Additionally, Chappell has suggested the episode's mocking of the "media crusade" parodies news hosts who over rely on small controversies, and "devote every bit of air time to any [issue]". Critics have also noted the episode's sitcom-esque narrative. The premise of the episode has been likened to Curb Your Enthusiasm, with BoJack "getting himself into a bind and making it worse by virtue of his stubbornness". The cold opening of BoJack insulting the women at the bar has been called a way to look into BoJack's character, as his yelling has, as Chappell puts it, "something genuine [about] the way he tears into them".
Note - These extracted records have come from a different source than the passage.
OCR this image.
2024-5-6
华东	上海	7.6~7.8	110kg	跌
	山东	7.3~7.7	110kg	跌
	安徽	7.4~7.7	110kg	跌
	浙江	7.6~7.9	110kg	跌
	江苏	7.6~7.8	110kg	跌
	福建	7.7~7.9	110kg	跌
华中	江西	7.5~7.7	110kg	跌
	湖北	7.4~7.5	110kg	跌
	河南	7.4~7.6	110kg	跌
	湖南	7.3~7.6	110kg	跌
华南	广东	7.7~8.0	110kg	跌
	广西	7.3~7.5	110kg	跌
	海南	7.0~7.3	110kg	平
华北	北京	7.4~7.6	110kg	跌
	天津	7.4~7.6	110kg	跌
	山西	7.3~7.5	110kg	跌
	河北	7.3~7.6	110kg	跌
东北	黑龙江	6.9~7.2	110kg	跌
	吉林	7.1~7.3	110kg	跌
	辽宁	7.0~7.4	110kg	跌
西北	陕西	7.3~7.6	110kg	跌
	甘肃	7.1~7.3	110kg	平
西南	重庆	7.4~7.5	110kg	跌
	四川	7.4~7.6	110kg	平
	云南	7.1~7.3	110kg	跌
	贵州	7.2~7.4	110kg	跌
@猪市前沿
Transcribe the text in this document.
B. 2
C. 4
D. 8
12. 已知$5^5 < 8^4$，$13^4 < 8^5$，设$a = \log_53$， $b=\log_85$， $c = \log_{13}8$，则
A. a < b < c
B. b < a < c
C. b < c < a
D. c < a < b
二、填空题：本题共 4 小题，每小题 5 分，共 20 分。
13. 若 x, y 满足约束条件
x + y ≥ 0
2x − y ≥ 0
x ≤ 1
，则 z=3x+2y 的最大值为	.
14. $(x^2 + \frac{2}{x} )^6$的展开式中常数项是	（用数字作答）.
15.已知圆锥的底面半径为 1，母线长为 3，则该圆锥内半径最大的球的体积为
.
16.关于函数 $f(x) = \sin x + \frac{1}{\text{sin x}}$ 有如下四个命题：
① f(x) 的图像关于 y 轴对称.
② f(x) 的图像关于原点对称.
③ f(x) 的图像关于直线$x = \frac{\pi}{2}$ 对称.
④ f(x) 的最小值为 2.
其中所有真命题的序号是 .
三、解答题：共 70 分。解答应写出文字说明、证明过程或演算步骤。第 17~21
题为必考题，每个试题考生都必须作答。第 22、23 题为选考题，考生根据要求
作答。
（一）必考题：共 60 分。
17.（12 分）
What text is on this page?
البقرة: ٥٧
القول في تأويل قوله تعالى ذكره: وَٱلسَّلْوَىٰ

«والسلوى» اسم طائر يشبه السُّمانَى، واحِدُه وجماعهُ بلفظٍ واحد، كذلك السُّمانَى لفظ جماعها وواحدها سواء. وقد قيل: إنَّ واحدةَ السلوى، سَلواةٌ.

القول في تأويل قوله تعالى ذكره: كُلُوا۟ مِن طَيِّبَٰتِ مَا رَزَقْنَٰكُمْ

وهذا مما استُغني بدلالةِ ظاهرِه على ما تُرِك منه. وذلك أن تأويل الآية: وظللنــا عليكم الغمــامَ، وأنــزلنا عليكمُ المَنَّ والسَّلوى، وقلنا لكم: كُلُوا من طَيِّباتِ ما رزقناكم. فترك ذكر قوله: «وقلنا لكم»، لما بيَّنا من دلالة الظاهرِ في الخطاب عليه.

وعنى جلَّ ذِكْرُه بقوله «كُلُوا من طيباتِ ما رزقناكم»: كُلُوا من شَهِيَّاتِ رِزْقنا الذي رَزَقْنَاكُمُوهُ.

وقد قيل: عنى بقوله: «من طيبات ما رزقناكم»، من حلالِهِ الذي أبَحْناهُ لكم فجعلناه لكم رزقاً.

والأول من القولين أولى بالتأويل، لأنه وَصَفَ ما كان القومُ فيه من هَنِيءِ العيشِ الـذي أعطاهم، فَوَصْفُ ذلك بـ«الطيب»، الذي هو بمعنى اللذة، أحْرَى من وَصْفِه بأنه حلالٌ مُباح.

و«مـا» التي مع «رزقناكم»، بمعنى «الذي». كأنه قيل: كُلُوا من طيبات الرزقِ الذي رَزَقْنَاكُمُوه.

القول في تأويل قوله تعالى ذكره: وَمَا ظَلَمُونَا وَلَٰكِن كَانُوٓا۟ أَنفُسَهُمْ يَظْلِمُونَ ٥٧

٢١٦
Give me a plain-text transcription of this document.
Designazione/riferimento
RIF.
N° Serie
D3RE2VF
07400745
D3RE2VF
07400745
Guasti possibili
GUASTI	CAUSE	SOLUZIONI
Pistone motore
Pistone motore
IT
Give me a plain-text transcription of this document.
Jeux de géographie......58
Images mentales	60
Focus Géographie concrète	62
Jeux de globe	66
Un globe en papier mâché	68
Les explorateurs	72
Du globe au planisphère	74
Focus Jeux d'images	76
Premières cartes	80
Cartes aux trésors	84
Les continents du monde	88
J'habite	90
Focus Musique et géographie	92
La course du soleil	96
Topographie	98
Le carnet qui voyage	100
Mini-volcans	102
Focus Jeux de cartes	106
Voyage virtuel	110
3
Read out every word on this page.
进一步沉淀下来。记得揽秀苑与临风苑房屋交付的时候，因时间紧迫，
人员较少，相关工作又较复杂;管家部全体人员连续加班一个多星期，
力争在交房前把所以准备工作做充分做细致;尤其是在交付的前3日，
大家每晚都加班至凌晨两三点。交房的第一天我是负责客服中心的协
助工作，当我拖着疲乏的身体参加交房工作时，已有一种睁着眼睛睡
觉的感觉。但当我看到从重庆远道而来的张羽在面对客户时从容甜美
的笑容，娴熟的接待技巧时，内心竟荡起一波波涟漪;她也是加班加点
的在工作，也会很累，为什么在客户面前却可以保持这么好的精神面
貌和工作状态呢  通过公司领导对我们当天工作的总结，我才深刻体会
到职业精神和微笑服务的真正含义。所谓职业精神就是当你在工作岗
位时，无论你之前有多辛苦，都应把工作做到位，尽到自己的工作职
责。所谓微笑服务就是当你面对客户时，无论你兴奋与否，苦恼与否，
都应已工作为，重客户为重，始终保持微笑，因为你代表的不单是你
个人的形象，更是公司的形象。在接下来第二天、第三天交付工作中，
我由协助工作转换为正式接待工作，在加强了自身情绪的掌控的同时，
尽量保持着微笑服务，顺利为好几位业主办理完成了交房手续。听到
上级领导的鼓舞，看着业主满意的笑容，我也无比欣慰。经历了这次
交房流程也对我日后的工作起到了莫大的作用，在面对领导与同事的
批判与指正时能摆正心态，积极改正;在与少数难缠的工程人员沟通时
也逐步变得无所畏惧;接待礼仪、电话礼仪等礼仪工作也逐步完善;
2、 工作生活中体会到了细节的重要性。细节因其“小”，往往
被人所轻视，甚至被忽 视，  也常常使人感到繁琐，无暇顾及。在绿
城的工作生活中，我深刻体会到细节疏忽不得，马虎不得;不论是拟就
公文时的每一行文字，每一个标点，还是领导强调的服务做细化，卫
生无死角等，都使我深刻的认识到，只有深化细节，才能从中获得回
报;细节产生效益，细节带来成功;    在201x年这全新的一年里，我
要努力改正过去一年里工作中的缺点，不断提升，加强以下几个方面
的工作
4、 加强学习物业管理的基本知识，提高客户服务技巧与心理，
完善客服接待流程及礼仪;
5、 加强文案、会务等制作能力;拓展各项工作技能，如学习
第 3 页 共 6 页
BoJack's use of the word "troop" to describe the seal has been described as "[striking] a certain comedic note", due to his unintentional misuse of the phrase. "BoJack Hates the Troops" has been labeled an example of BoJack's conscientious nature and nihilism; it has been called a prelude to BoJack's visit with Herb in "The Telescope", setting up his selfishness.

==Release and reception==
"BoJack Hates the Troops", along with the rest of season one, was released on the American streaming service Netflix on August 22, 2014. The episode was met with mixed reviews from critics. Kevin Zawacki of Paste Magazine stated that the episode was "funny at times". He thought it was better than the previous, but said it felt "largely passé", ultimately giving the episode a 7.2/10.

Willa Paskin of Slate used "BoJack Hates the Troops" as an example of one of the season's "engaging" episodes, praising its ability to "raise the point without haranguing its audience". Rob Humanick, another reviewer for Slant, listed it as the worst episode of the series, saying he "[loved] the episode", but felt it was still the weakest of the series.

Den of Geek called it the worst episode of season one. The review reiterated that it was "not awful", but claimed it seemed like a different show, not having the melancholy tone of other episodes. Les Chappell of The A.V. Club gave the episode a C+, calling it "commendable [for making] an effort to tackle a hot-button issue like supporting the military in its second episode", but critiqued it for making its stance on the issue unclear. Liam Gaughan of Collider was more favorable towards "BoJack Hates the Troops", calling it the best episode of season one.

"BoJack Hates the Troops", along with the rest of the first season, was released on DVD and Blu-Ray on July 30, 2019 in the BoJack Horseman: Seasons One & Two – Collectors Edition set.